WOLFSKIN
I let my sister wear the parka that belonged to my husband when he was fourteen and growing up in Yankton, South Dakota. It was pale blue with a gray fur trim around the hood that Mike told me was wolf, but now looked like dirty fuzz from the bottom of the couch. It fit her well and I admired her petite form while she twirled around. She stuck out her arms to show how the parka was too big for her, how it swallowed her whole.
"That's good," I told her. "Because you'll generate extra heat in there."
But she was worried about her wrists. The parka she said didn't quite fit around her wrists. Wouldn't the cold leak in? Her wrists were thin and bony and she called them delicate.
"It doesn't matter," I told her. "The cold always finds a way in."

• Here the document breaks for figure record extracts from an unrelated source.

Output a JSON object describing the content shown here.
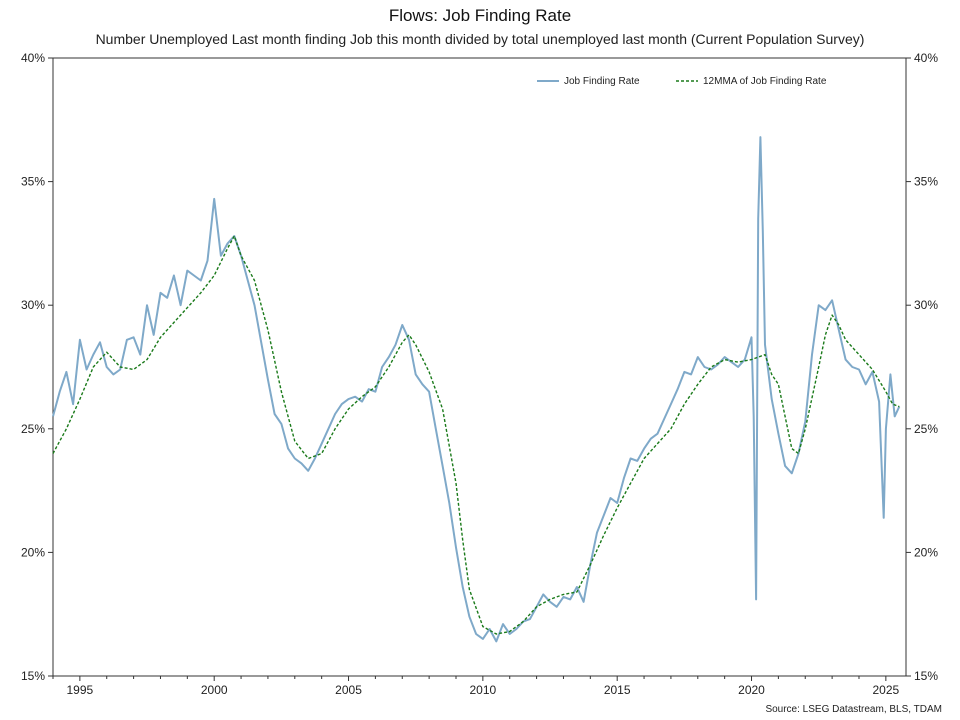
{
  "chart_data": {
    "type": "line",
    "title": "Flows: Job Finding Rate",
    "subtitle": "Number Unemployed Last month finding Job this month divided by total unemployed last month (Current Population Survey)",
    "source": "Source: LSEG Datastream, BLS, TDAM",
    "x_range": [
      1994.0,
      2025.75
    ],
    "x_ticks": [
      1995,
      2000,
      2005,
      2010,
      2015,
      2020,
      2025
    ],
    "x_tick_labels": [
      "1995",
      "2000",
      "2005",
      "2010",
      "2015",
      "2020",
      "2025"
    ],
    "y_range": [
      15,
      40
    ],
    "y_ticks": [
      15,
      20,
      25,
      30,
      35,
      40
    ],
    "y_tick_labels": [
      "15%",
      "20%",
      "25%",
      "30%",
      "35%",
      "40%"
    ],
    "legend_position": "top-right",
    "grid": false,
    "colors": {
      "series1": "#7fa9c9",
      "series2": "#1a7a1a"
    },
    "series": [
      {
        "name": "Job Finding Rate",
        "style": "solid",
        "points": [
          [
            1994.0,
            25.5
          ],
          [
            1994.25,
            26.5
          ],
          [
            1994.5,
            27.3
          ],
          [
            1994.75,
            26.0
          ],
          [
            1995.0,
            28.6
          ],
          [
            1995.25,
            27.4
          ],
          [
            1995.5,
            28.0
          ],
          [
            1995.75,
            28.5
          ],
          [
            1996.0,
            27.5
          ],
          [
            1996.25,
            27.2
          ],
          [
            1996.5,
            27.4
          ],
          [
            1996.75,
            28.6
          ],
          [
            1997.0,
            28.7
          ],
          [
            1997.25,
            28.0
          ],
          [
            1997.5,
            30.0
          ],
          [
            1997.75,
            28.8
          ],
          [
            1998.0,
            30.5
          ],
          [
            1998.25,
            30.3
          ],
          [
            1998.5,
            31.2
          ],
          [
            1998.75,
            30.0
          ],
          [
            1999.0,
            31.4
          ],
          [
            1999.25,
            31.2
          ],
          [
            1999.5,
            31.0
          ],
          [
            1999.75,
            31.8
          ],
          [
            2000.0,
            34.3
          ],
          [
            2000.25,
            32.0
          ],
          [
            2000.5,
            32.5
          ],
          [
            2000.75,
            32.8
          ],
          [
            2001.0,
            32.0
          ],
          [
            2001.25,
            31.0
          ],
          [
            2001.5,
            30.0
          ],
          [
            2001.75,
            28.5
          ],
          [
            2002.0,
            27.0
          ],
          [
            2002.25,
            25.6
          ],
          [
            2002.5,
            25.2
          ],
          [
            2002.75,
            24.2
          ],
          [
            2003.0,
            23.8
          ],
          [
            2003.25,
            23.6
          ],
          [
            2003.5,
            23.3
          ],
          [
            2003.75,
            23.8
          ],
          [
            2004.0,
            24.4
          ],
          [
            2004.25,
            25.0
          ],
          [
            2004.5,
            25.6
          ],
          [
            2004.75,
            26.0
          ],
          [
            2005.0,
            26.2
          ],
          [
            2005.25,
            26.3
          ],
          [
            2005.5,
            26.1
          ],
          [
            2005.75,
            26.6
          ],
          [
            2006.0,
            26.5
          ],
          [
            2006.25,
            27.5
          ],
          [
            2006.5,
            27.9
          ],
          [
            2006.75,
            28.4
          ],
          [
            2007.0,
            29.2
          ],
          [
            2007.25,
            28.6
          ],
          [
            2007.5,
            27.2
          ],
          [
            2007.75,
            26.8
          ],
          [
            2008.0,
            26.5
          ],
          [
            2008.25,
            25.0
          ],
          [
            2008.5,
            23.5
          ],
          [
            2008.75,
            22.0
          ],
          [
            2009.0,
            20.2
          ],
          [
            2009.25,
            18.6
          ],
          [
            2009.5,
            17.4
          ],
          [
            2009.75,
            16.7
          ],
          [
            2010.0,
            16.5
          ],
          [
            2010.25,
            16.9
          ],
          [
            2010.5,
            16.4
          ],
          [
            2010.75,
            17.1
          ],
          [
            2011.0,
            16.7
          ],
          [
            2011.25,
            16.9
          ],
          [
            2011.5,
            17.2
          ],
          [
            2011.75,
            17.3
          ],
          [
            2012.0,
            17.8
          ],
          [
            2012.25,
            18.3
          ],
          [
            2012.5,
            18.0
          ],
          [
            2012.75,
            17.8
          ],
          [
            2013.0,
            18.2
          ],
          [
            2013.25,
            18.1
          ],
          [
            2013.5,
            18.6
          ],
          [
            2013.75,
            18.0
          ],
          [
            2014.0,
            19.5
          ],
          [
            2014.25,
            20.8
          ],
          [
            2014.5,
            21.5
          ],
          [
            2014.75,
            22.2
          ],
          [
            2015.0,
            22.0
          ],
          [
            2015.25,
            23.0
          ],
          [
            2015.5,
            23.8
          ],
          [
            2015.75,
            23.7
          ],
          [
            2016.0,
            24.2
          ],
          [
            2016.25,
            24.6
          ],
          [
            2016.5,
            24.8
          ],
          [
            2016.75,
            25.4
          ],
          [
            2017.0,
            26.0
          ],
          [
            2017.25,
            26.6
          ],
          [
            2017.5,
            27.3
          ],
          [
            2017.75,
            27.2
          ],
          [
            2018.0,
            27.9
          ],
          [
            2018.25,
            27.5
          ],
          [
            2018.5,
            27.4
          ],
          [
            2018.75,
            27.6
          ],
          [
            2019.0,
            27.9
          ],
          [
            2019.25,
            27.7
          ],
          [
            2019.5,
            27.5
          ],
          [
            2019.75,
            27.8
          ],
          [
            2020.0,
            28.7
          ],
          [
            2020.08,
            25.5
          ],
          [
            2020.17,
            18.1
          ],
          [
            2020.25,
            33.5
          ],
          [
            2020.33,
            36.8
          ],
          [
            2020.42,
            33.0
          ],
          [
            2020.5,
            28.4
          ],
          [
            2020.75,
            26.2
          ],
          [
            2021.0,
            24.8
          ],
          [
            2021.25,
            23.5
          ],
          [
            2021.5,
            23.2
          ],
          [
            2021.75,
            24.0
          ],
          [
            2022.0,
            25.3
          ],
          [
            2022.25,
            28.0
          ],
          [
            2022.5,
            30.0
          ],
          [
            2022.75,
            29.8
          ],
          [
            2023.0,
            30.2
          ],
          [
            2023.25,
            29.0
          ],
          [
            2023.5,
            27.8
          ],
          [
            2023.75,
            27.5
          ],
          [
            2024.0,
            27.4
          ],
          [
            2024.25,
            26.8
          ],
          [
            2024.5,
            27.3
          ],
          [
            2024.75,
            26.1
          ],
          [
            2024.92,
            21.4
          ],
          [
            2025.0,
            25.0
          ],
          [
            2025.17,
            27.2
          ],
          [
            2025.33,
            25.5
          ],
          [
            2025.5,
            25.9
          ]
        ]
      },
      {
        "name": "12MMA of Job Finding Rate",
        "style": "dashed",
        "points": [
          [
            1994.0,
            24.0
          ],
          [
            1994.5,
            25.0
          ],
          [
            1995.0,
            26.2
          ],
          [
            1995.5,
            27.5
          ],
          [
            1996.0,
            28.1
          ],
          [
            1996.5,
            27.5
          ],
          [
            1997.0,
            27.4
          ],
          [
            1997.5,
            27.8
          ],
          [
            1998.0,
            28.7
          ],
          [
            1998.5,
            29.3
          ],
          [
            1999.0,
            29.9
          ],
          [
            1999.5,
            30.5
          ],
          [
            2000.0,
            31.2
          ],
          [
            2000.5,
            32.3
          ],
          [
            2000.75,
            32.8
          ],
          [
            2001.0,
            32.0
          ],
          [
            2001.5,
            31.0
          ],
          [
            2002.0,
            29.0
          ],
          [
            2002.5,
            26.5
          ],
          [
            2003.0,
            24.5
          ],
          [
            2003.5,
            23.8
          ],
          [
            2004.0,
            24.0
          ],
          [
            2004.5,
            25.0
          ],
          [
            2005.0,
            25.8
          ],
          [
            2005.5,
            26.3
          ],
          [
            2006.0,
            26.7
          ],
          [
            2006.5,
            27.5
          ],
          [
            2007.0,
            28.5
          ],
          [
            2007.25,
            28.8
          ],
          [
            2007.5,
            28.4
          ],
          [
            2008.0,
            27.3
          ],
          [
            2008.5,
            25.8
          ],
          [
            2009.0,
            22.8
          ],
          [
            2009.25,
            20.5
          ],
          [
            2009.5,
            18.5
          ],
          [
            2010.0,
            17.0
          ],
          [
            2010.5,
            16.7
          ],
          [
            2011.0,
            16.8
          ],
          [
            2011.5,
            17.2
          ],
          [
            2012.0,
            17.8
          ],
          [
            2012.5,
            18.1
          ],
          [
            2013.0,
            18.3
          ],
          [
            2013.5,
            18.4
          ],
          [
            2014.0,
            19.5
          ],
          [
            2014.5,
            20.7
          ],
          [
            2015.0,
            21.8
          ],
          [
            2015.5,
            22.8
          ],
          [
            2016.0,
            23.8
          ],
          [
            2016.5,
            24.4
          ],
          [
            2017.0,
            25.0
          ],
          [
            2017.5,
            26.0
          ],
          [
            2018.0,
            26.8
          ],
          [
            2018.5,
            27.5
          ],
          [
            2019.0,
            27.8
          ],
          [
            2019.5,
            27.7
          ],
          [
            2020.0,
            27.8
          ],
          [
            2020.5,
            28.0
          ],
          [
            2020.75,
            27.2
          ],
          [
            2021.0,
            26.8
          ],
          [
            2021.5,
            24.2
          ],
          [
            2021.75,
            24.0
          ],
          [
            2022.0,
            25.0
          ],
          [
            2022.5,
            27.5
          ],
          [
            2022.75,
            28.8
          ],
          [
            2023.0,
            29.6
          ],
          [
            2023.25,
            29.2
          ],
          [
            2023.5,
            28.6
          ],
          [
            2024.0,
            28.0
          ],
          [
            2024.5,
            27.4
          ],
          [
            2025.0,
            26.5
          ],
          [
            2025.25,
            26.0
          ],
          [
            2025.5,
            25.9
          ]
        ]
      }
    ]
  }
}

We left for the funeral around noon. The day turned out to be one of those sun beating off the ice days, where you better wear sunglasses or the shards of light pierce your eyes like icicles. It wasn't cold enough for her so she took off my husband's light blue parka with the gray wolf fur trim and threw it on the ground and let it lie underneath a tree trunk while she walked back to the open hole, twirling the gold bracelets on her delicate wrists. She gave me a sheepish smile and said, "I was getting hot."
I wanted her first Nebraska winter day to be sharp and frigid. I wanted to take her sliding across a black ice highway, or get her lost in a blizzard. I wanted to give her an experience she could take home to Orlando and tell her husband while they sipped iced tea around their blue water pool with the pink hydrangea bushes and yellow tile. I wanted today to be anything but a shiny, sparkling day.
After the funeral was over I picked up my husband's parka and put it on over my black dress. I sat down on the ground, underneath a tree and pulled the hood over my veil. I sniffed as hard as I could, sniffed like a she-wolf looking for her mate, but I couldn't detect any trace of Mike, just old fur and dust. I sat and howled while everyone walked to their cars.
My sister was wrong, it wasn't too hot for the parka. I could feel the chill congealing the marrow of my bones.